Improving ASC KPIs: Specialty and payer volume trending
Written by Angela Mattioda, Vice President of Revenue Cycle Management Services, Surgical Notes
By monitoring and analyzing key performance indicators (KPIs), ambulatory surgery centers (ASCs) gain greater control over their revenue cycle performance. This allows for faster identification of shortcomings that can reduce revenue and profits while enhancing the ability to implement data-driven solutions to resolve problems.
This second article in an ongoing series about improving ASC KPIs focuses on two metrics with similar qualities: specialty volume trending and payer volume trending.

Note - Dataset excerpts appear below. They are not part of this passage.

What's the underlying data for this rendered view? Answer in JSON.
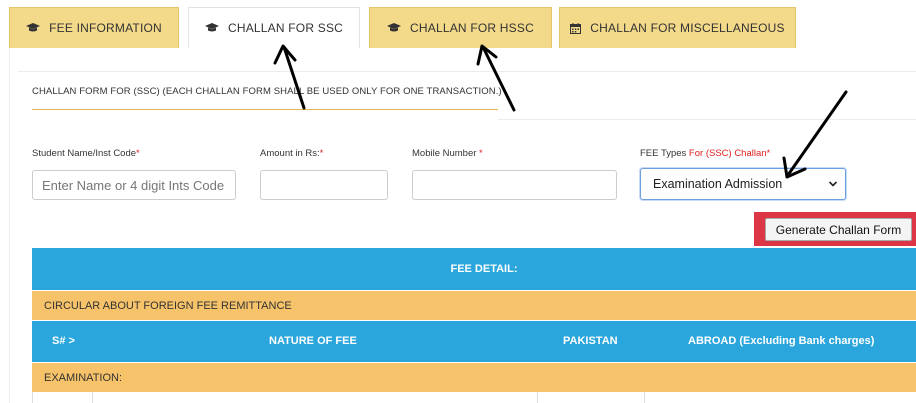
{
  "tabs": [
    {
      "label": "FEE INFORMATION",
      "icon": "graduation-cap-icon",
      "active": false
    },
    {
      "label": "CHALLAN FOR SSC",
      "icon": "graduation-cap-icon",
      "active": true
    },
    {
      "label": "CHALLAN FOR HSSC",
      "icon": "graduation-cap-icon",
      "active": false
    },
    {
      "label": "CHALLAN FOR MISCELLANEOUS",
      "icon": "calendar-icon",
      "active": false
    }
  ],
  "form": {
    "note": "CHALLAN FORM FOR (SSC) (EACH CHALLAN FORM SHALL BE USED ONLY FOR ONE TRANSACTION.)",
    "student": {
      "label": "Student Name/Inst Code",
      "required_mark": "*",
      "placeholder": "Enter Name or 4 digit Ints Code",
      "value": ""
    },
    "amount": {
      "label": "Amount in Rs:",
      "required_mark": "*",
      "value": ""
    },
    "mobile": {
      "label": "Mobile Number",
      "required_mark": " *",
      "value": ""
    },
    "fee_type": {
      "label": "FEE Types",
      "label_highlight": " For (SSC) Challan",
      "required_mark": "*",
      "selected": "Examination Admission"
    },
    "generate_label": "Generate Challan Form"
  },
  "table": {
    "title": "FEE DETAIL:",
    "circular": "CIRCULAR ABOUT FOREIGN FEE REMITTANCE",
    "columns": [
      "S# >",
      "NATURE OF FEE",
      "PAKISTAN",
      "ABROAD (Excluding Bank charges)"
    ],
    "section": "EXAMINATION:"
  },
  "colors": {
    "tab_bg": "#f3d98a",
    "header_blue": "#2aa6dd",
    "band_orange": "#f7c36a",
    "highlight_red": "#dc3545"
  }
}
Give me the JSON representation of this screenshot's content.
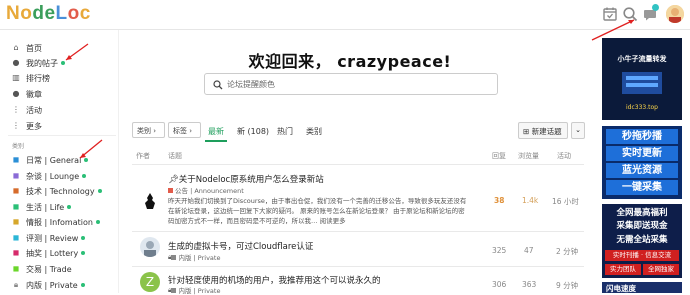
{
  "header": {
    "logo_letters": [
      "N",
      "o",
      "d",
      "e",
      "L",
      "o",
      "c"
    ],
    "logo_colors": [
      "#e8a93a",
      "#e8a93a",
      "#3b9e5b",
      "#3b9e5b",
      "#4a90d9",
      "#e25c4b",
      "#e8a93a"
    ],
    "icons": [
      "calendar-icon",
      "search-icon",
      "chat-icon",
      "user-avatar"
    ]
  },
  "sidebar": {
    "items": [
      {
        "label": "首页",
        "icon": "home-icon"
      },
      {
        "label": "我的帖子",
        "icon": "user-icon",
        "dot": true
      },
      {
        "label": "排行榜",
        "icon": "chart-icon"
      },
      {
        "label": "徽章",
        "icon": "badge-icon"
      },
      {
        "label": "活动",
        "icon": "activity-icon"
      },
      {
        "label": "更多",
        "icon": "more-icon"
      }
    ],
    "section_label": "类别",
    "categories": [
      {
        "label": "日常 | General",
        "dot": true,
        "color": "#2b8fd6"
      },
      {
        "label": "杂谈 | Lounge",
        "dot": true,
        "color": "#8a6bd6"
      },
      {
        "label": "技术 | Technology",
        "dot": true,
        "color": "#d66b2b"
      },
      {
        "label": "生活 | Life",
        "dot": true,
        "color": "#2bbf77"
      },
      {
        "label": "情报 | Infomation",
        "dot": true,
        "color": "#d6a72b"
      },
      {
        "label": "评测 | Review",
        "dot": true,
        "color": "#2bb6d6"
      },
      {
        "label": "抽奖 | Lottery",
        "dot": true,
        "color": "#d62b6b"
      },
      {
        "label": "交易 | Trade",
        "dot": false,
        "color": "#6bd62b"
      },
      {
        "label": "内版 | Private",
        "dot": true,
        "color": "#888888"
      }
    ]
  },
  "main": {
    "welcome": "欢迎回来， crazypeace!",
    "search_placeholder": "论坛提醒颜色",
    "filters": {
      "category": "类别",
      "tags": "标签",
      "tabs": [
        "最新",
        "新 (108)",
        "热门",
        "类别"
      ],
      "active_tab": "最新",
      "new_topic": "新建话题"
    },
    "columns": {
      "author": "作者",
      "topic": "话题",
      "replies": "回复",
      "views": "浏览量",
      "activity": "活动"
    },
    "topics": [
      {
        "title": "关于Nodeloc原系统用户怎么登录新站",
        "category": "公告 | Announcement",
        "cat_color": "#e25c4b",
        "excerpt": "昨天开始我们切换到了Discourse，由于事出仓促，我们没有一个完善的迁移公告，导致很多玩友还没有在新论坛登录，这边统一回复下大家的疑问。 原来的账号怎么在新论坛登录？ 由于原论坛和新论坛的密码加密方式不一样，而且密码是不可逆的，所以我… 阅读更多",
        "replies": "38",
        "views": "1.4k",
        "activity": "16 小时",
        "pinned": true
      },
      {
        "title": "生成的虚拟卡号，可过Cloudflare认证",
        "category": "内版 | Private",
        "cat_color": "#888888",
        "excerpt": "",
        "replies": "325",
        "views": "47",
        "activity": "2 分钟"
      },
      {
        "title": "针对轻度使用的机场的用户，我推荐用这个可以说永久的",
        "category": "内版 | Private",
        "cat_color": "#888888",
        "excerpt": "",
        "replies": "306",
        "views": "363",
        "activity": "9 分钟",
        "avatar_letter": "Z"
      }
    ]
  },
  "ads": {
    "ad1_lines": [
      "小牛子流量转发",
      "idc333.top"
    ],
    "ad2_lines": [
      "秒拖秒播",
      "实时更新",
      "蓝光资源",
      "一键采集"
    ],
    "ad3_lines": [
      "全网最高福利",
      "采集即送现金",
      "无需全站采集",
      "实力团队",
      "全网独家"
    ],
    "ad4_lines": [
      "闪电速度"
    ]
  }
}
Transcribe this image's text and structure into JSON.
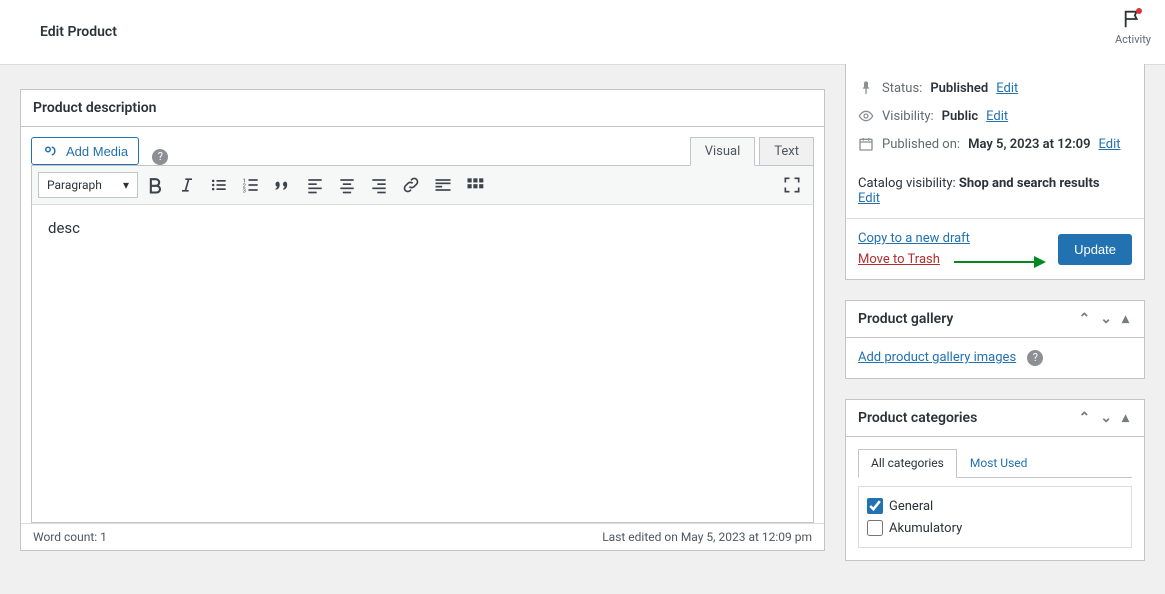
{
  "header": {
    "title": "Edit Product",
    "activity_label": "Activity"
  },
  "editor": {
    "box_title": "Product description",
    "add_media": "Add Media",
    "tabs": {
      "visual": "Visual",
      "text": "Text"
    },
    "format_select": "Paragraph",
    "content": "desc",
    "word_count_label": "Word count: 1",
    "last_edited": "Last edited on May 5, 2023 at 12:09 pm"
  },
  "publish": {
    "status_label": "Status:",
    "status_value": "Published",
    "visibility_label": "Visibility:",
    "visibility_value": "Public",
    "published_label": "Published on:",
    "published_value": "May 5, 2023 at 12:09",
    "edit_link": "Edit",
    "catalog_label": "Catalog visibility:",
    "catalog_value": "Shop and search results",
    "copy_link": "Copy to a new draft",
    "trash_link": "Move to Trash",
    "update_btn": "Update"
  },
  "gallery": {
    "title": "Product gallery",
    "add_link": "Add product gallery images"
  },
  "categories": {
    "title": "Product categories",
    "tab_all": "All categories",
    "tab_most": "Most Used",
    "items": [
      {
        "label": "General",
        "checked": true
      },
      {
        "label": "Akumulatory",
        "checked": false
      }
    ]
  }
}
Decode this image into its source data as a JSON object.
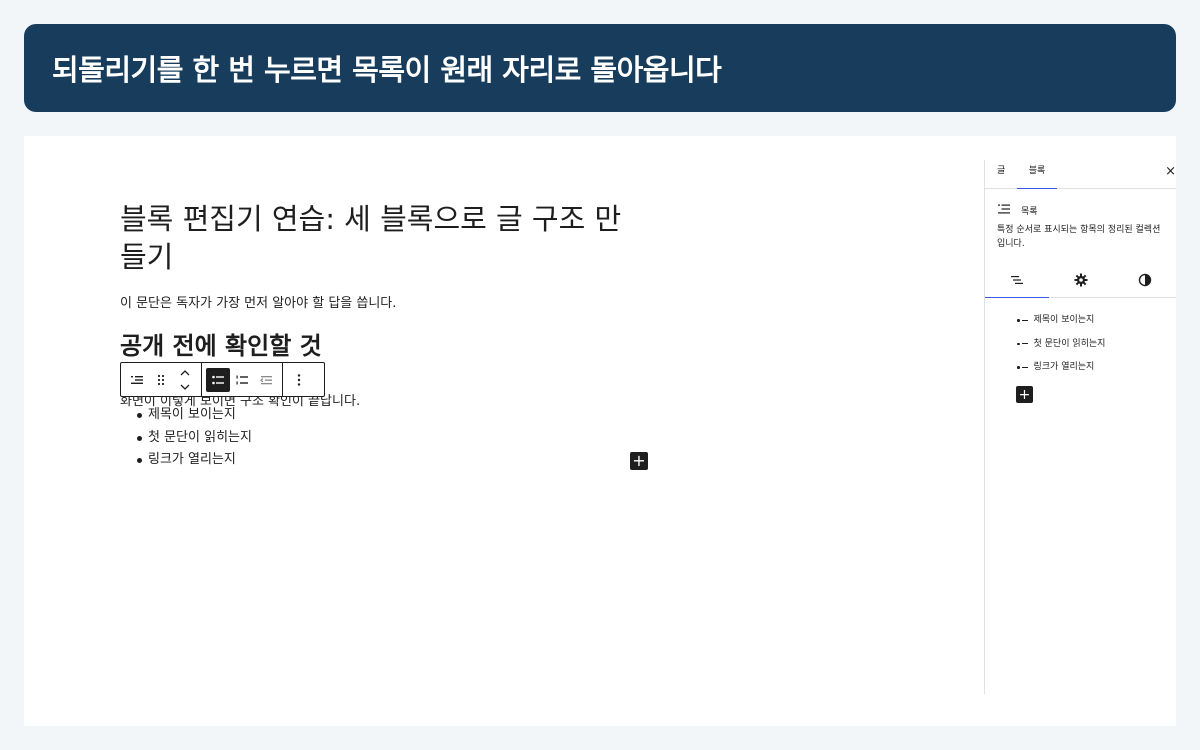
{
  "banner": {
    "title": "되돌리기를 한 번 누르면 목록이 원래 자리로 돌아옵니다"
  },
  "editor": {
    "post_title": "블록 편집기 연습: 세 블록으로 글 구조 만들기",
    "paragraph_1": "이 문단은 독자가 가장 먼저 알아야 할 답을 씁니다.",
    "heading_2": "공개 전에 확인할 것",
    "paragraph_2": "화면이 이렇게 보이면 구조 확인이 끝납니다.",
    "list_items": [
      "제목이 보이는지",
      "첫 문단이 읽히는지",
      "링크가 열리는지"
    ]
  },
  "toolbar": {
    "icons": [
      "list-icon",
      "drag-handle-icon",
      "move-up-icon",
      "move-down-icon",
      "unordered-list-icon",
      "ordered-list-icon",
      "outdent-icon",
      "more-options-icon"
    ],
    "active": "unordered-list-icon"
  },
  "sidebar": {
    "tab_post": "글",
    "tab_block": "블록",
    "close_label": "×",
    "block_name": "목록",
    "block_description": "특정 순서로 표시되는 항목의 정리된 컬렉션입니다.",
    "style_tabs": [
      "list-view-icon",
      "settings-gear-icon",
      "styles-contrast-icon"
    ],
    "outline_items": [
      "제목이 보이는지",
      "첫 문단이 읽히는지",
      "링크가 열리는지"
    ]
  },
  "colors": {
    "banner_bg": "#173c5c",
    "accent": "#3858e9",
    "text": "#1e1e1e"
  }
}
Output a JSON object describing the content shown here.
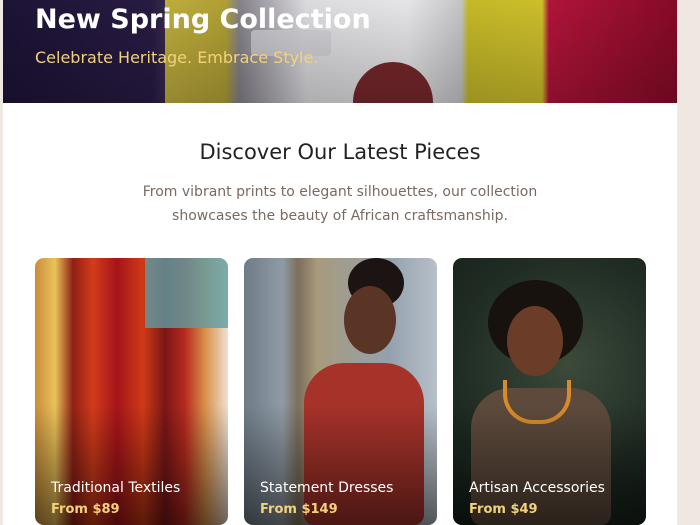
{
  "hero": {
    "title": "New Spring Collection",
    "subtitle": "Celebrate Heritage. Embrace Style."
  },
  "section": {
    "title": "Discover Our Latest Pieces",
    "description": "From vibrant prints to elegant silhouettes, our collection showcases the beauty of African craftsmanship."
  },
  "categories": [
    {
      "label": "Traditional Textiles",
      "price": "From $89"
    },
    {
      "label": "Statement Dresses",
      "price": "From $149"
    },
    {
      "label": "Artisan Accessories",
      "price": "From $49"
    }
  ],
  "colors": {
    "accent": "#f2d27a",
    "page_background": "#efe7e1"
  }
}
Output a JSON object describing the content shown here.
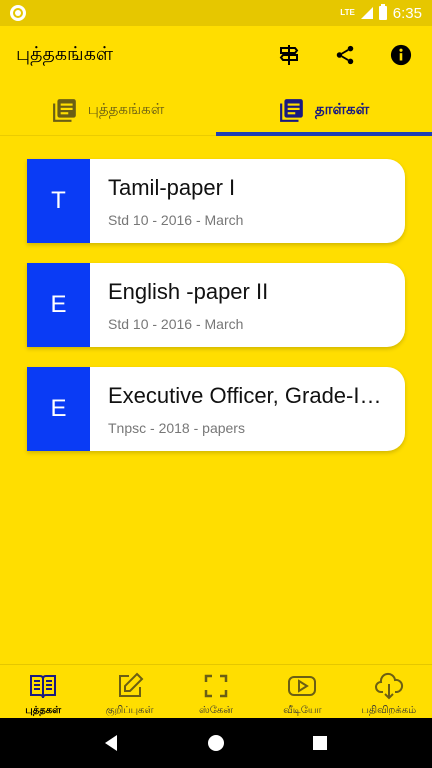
{
  "status": {
    "time": "6:35",
    "network": "LTE"
  },
  "app_bar": {
    "title": "புத்தகங்கள்"
  },
  "tabs": [
    {
      "label": "புத்தகங்கள்"
    },
    {
      "label": "தாள்கள்"
    }
  ],
  "papers": [
    {
      "letter": "T",
      "title": "Tamil-paper I",
      "subtitle": "Std 10 - 2016 - March"
    },
    {
      "letter": "E",
      "title": "English -paper II",
      "subtitle": "Std 10 - 2016 - March"
    },
    {
      "letter": "E",
      "title": "Executive Officer, Grade-I…",
      "subtitle": "Tnpsc - 2018 - papers"
    }
  ],
  "bottom_nav": [
    {
      "label": "புத்தகள்"
    },
    {
      "label": "குறிப்புகள்"
    },
    {
      "label": "ஸ்கேன்"
    },
    {
      "label": "வீடியோ"
    },
    {
      "label": "பதிவிறக்கம்"
    }
  ],
  "colors": {
    "background": "#FFDE00",
    "accent": "#0A3BF5",
    "active_tab": "#1A1A80"
  }
}
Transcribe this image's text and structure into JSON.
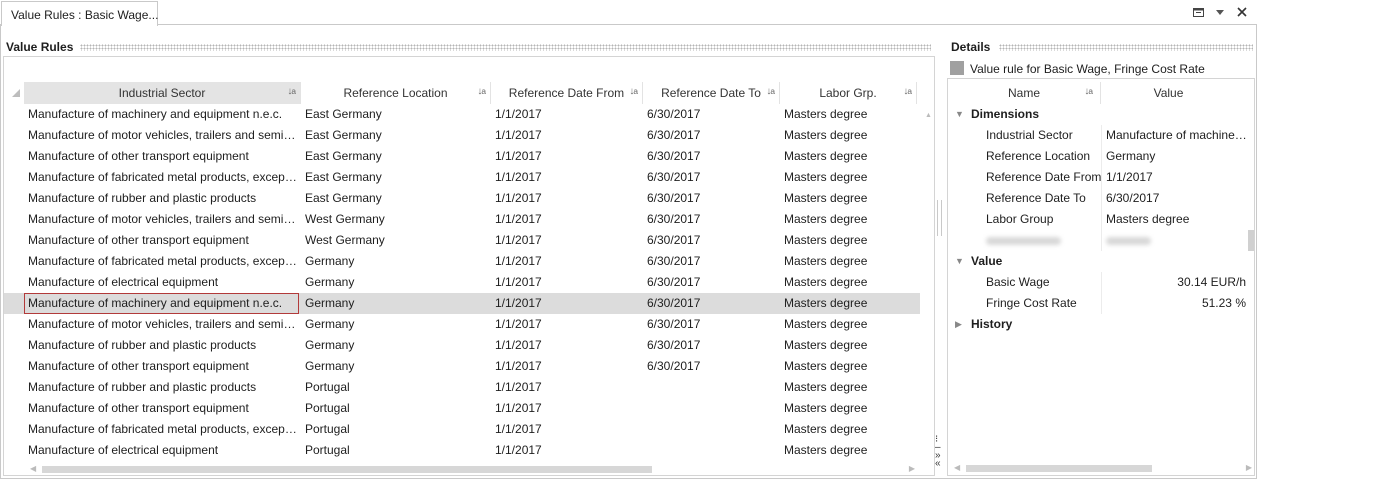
{
  "tab": {
    "title": "Value Rules : Basic Wage..."
  },
  "window": {
    "menu_icon": "window-menu-icon",
    "dropdown_icon": "chevron-down-icon",
    "close_icon": "close-icon"
  },
  "value_rules": {
    "title": "Value Rules",
    "columns": [
      "Industrial Sector",
      "Reference Location",
      "Reference Date From",
      "Reference Date To",
      "Labor Grp."
    ],
    "rows": [
      [
        "Manufacture of machinery and equipment n.e.c.",
        "East Germany",
        "1/1/2017",
        "6/30/2017",
        "Masters degree"
      ],
      [
        "Manufacture of motor vehicles, trailers and semi-trailers",
        "East Germany",
        "1/1/2017",
        "6/30/2017",
        "Masters degree"
      ],
      [
        "Manufacture of other transport equipment",
        "East Germany",
        "1/1/2017",
        "6/30/2017",
        "Masters degree"
      ],
      [
        "Manufacture of fabricated metal products, except machinery",
        "East Germany",
        "1/1/2017",
        "6/30/2017",
        "Masters degree"
      ],
      [
        "Manufacture of rubber and plastic products",
        "East Germany",
        "1/1/2017",
        "6/30/2017",
        "Masters degree"
      ],
      [
        "Manufacture of motor vehicles, trailers and semi-trailers",
        "West Germany",
        "1/1/2017",
        "6/30/2017",
        "Masters degree"
      ],
      [
        "Manufacture of other transport equipment",
        "West Germany",
        "1/1/2017",
        "6/30/2017",
        "Masters degree"
      ],
      [
        "Manufacture of fabricated metal products, except machinery",
        "Germany",
        "1/1/2017",
        "6/30/2017",
        "Masters degree"
      ],
      [
        "Manufacture of electrical equipment",
        "Germany",
        "1/1/2017",
        "6/30/2017",
        "Masters degree"
      ],
      [
        "Manufacture of machinery and equipment n.e.c.",
        "Germany",
        "1/1/2017",
        "6/30/2017",
        "Masters degree"
      ],
      [
        "Manufacture of motor vehicles, trailers and semi-trailers",
        "Germany",
        "1/1/2017",
        "6/30/2017",
        "Masters degree"
      ],
      [
        "Manufacture of rubber and plastic products",
        "Germany",
        "1/1/2017",
        "6/30/2017",
        "Masters degree"
      ],
      [
        "Manufacture of other transport equipment",
        "Germany",
        "1/1/2017",
        "6/30/2017",
        "Masters degree"
      ],
      [
        "Manufacture of rubber and plastic products",
        "Portugal",
        "1/1/2017",
        "",
        "Masters degree"
      ],
      [
        "Manufacture of other transport equipment",
        "Portugal",
        "1/1/2017",
        "",
        "Masters degree"
      ],
      [
        "Manufacture of fabricated metal products, except machinery",
        "Portugal",
        "1/1/2017",
        "",
        "Masters degree"
      ],
      [
        "Manufacture of electrical equipment",
        "Portugal",
        "1/1/2017",
        "",
        "Masters degree"
      ]
    ],
    "selected_row": 9
  },
  "details": {
    "title": "Details",
    "subtitle": "Value rule for Basic Wage, Fringe Cost Rate",
    "columns": [
      "Name",
      "Value"
    ],
    "groups": {
      "dimensions": "Dimensions",
      "value": "Value",
      "history": "History"
    },
    "dimensions": [
      {
        "name": "Industrial Sector",
        "value": "Manufacture of machinery and equipment n.e.c."
      },
      {
        "name": "Reference Location",
        "value": "Germany"
      },
      {
        "name": "Reference Date From",
        "value": "1/1/2017"
      },
      {
        "name": "Reference Date To",
        "value": "6/30/2017"
      },
      {
        "name": "Labor Group",
        "value": "Masters degree"
      }
    ],
    "values": [
      {
        "name": "Basic Wage",
        "value": "30.14 EUR/h"
      },
      {
        "name": "Fringe Cost Rate",
        "value": "51.23 %"
      }
    ]
  }
}
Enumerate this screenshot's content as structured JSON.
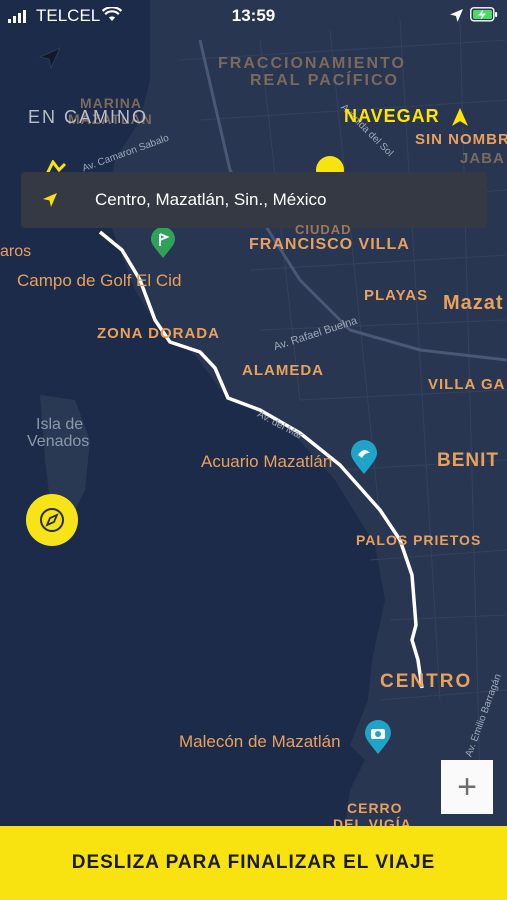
{
  "status_bar": {
    "carrier": "TELCEL",
    "time": "13:59"
  },
  "top_bar": {
    "mode_label": "EN CAMINO",
    "navigate_label": "NAVEGAR"
  },
  "search": {
    "address": "Centro, Mazatlán, Sin., México"
  },
  "map_labels": {
    "fraccionamiento": "FRACCIONAMIENTO",
    "real_pacifico": "REAL PACÍFICO",
    "marina": "MARINA",
    "mazatlan_marina": "MAZATLÁN",
    "av_camaron_sabalo": "Av. Camaron Sabalo",
    "av_del_sol": "Avenida del Sol",
    "sin_nombre": "SIN NOMBR",
    "jaba": "JABA",
    "ciudad": "CIUDAD",
    "francisco_villa": "FRANCISCO VILLA",
    "aros": "aros",
    "campo_golf": "Campo de Golf El Cid",
    "playas": "PLAYAS",
    "mazatlan_city": "Mazat",
    "zona_dorada": "ZONA DORADA",
    "av_rafael_buelna": "Av. Rafael Buelna",
    "alameda": "ALAMEDA",
    "villa_gal": "VILLA GA",
    "isla_venados_1": "Isla de",
    "isla_venados_2": "Venados",
    "av_del_mar": "Av. del Mar",
    "acuario": "Acuario Mazatlán",
    "benito": "BENIT",
    "palos_prietos": "PALOS PRIETOS",
    "centro": "CENTRO",
    "av_emilio_barragan": "Av. Emilio Barragán",
    "malecon": "Malecón de Mazatlán",
    "cerro": "CERRO",
    "del_vigia": "DEL VIGÍA"
  },
  "controls": {
    "zoom_in_label": "+",
    "compass_icon": "compass-icon",
    "navigate_icon": "navigation-arrow-icon"
  },
  "bottom": {
    "slide_label": "DESLIZA PARA FINALIZAR EL VIAJE"
  },
  "colors": {
    "accent": "#f8e310",
    "map_bg": "#1c2b49",
    "land": "#27344e",
    "label_orange": "#e8a15d",
    "route": "#ffffff"
  }
}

Note: Access the previous article on days to bill and days to pay.
Why you should monitor these KPIs
By trending the case volume of each of its specialties, an ASC can determine
potential scheduling issues and future (projected) revenue. A center may
find itself in line with its total projected monthly volume, but if volume
of a higher paying specialty is lower than projected, net revenue will
be impacted. Since this KPI requires comparison of multiple specialties,
it does not apply to single-specialty ASCs.
Similarly, trending the case volume of each payer or financial class can also help identify potential scheduling issues and determine future revenue. A center may be in line with its total monthly payer volume, but if the volume of a higher reimbursing payer is lower than projected, net revenue will be impacted.
Since specialty and payer types vary by center, so will the benchmarks for these KPIs.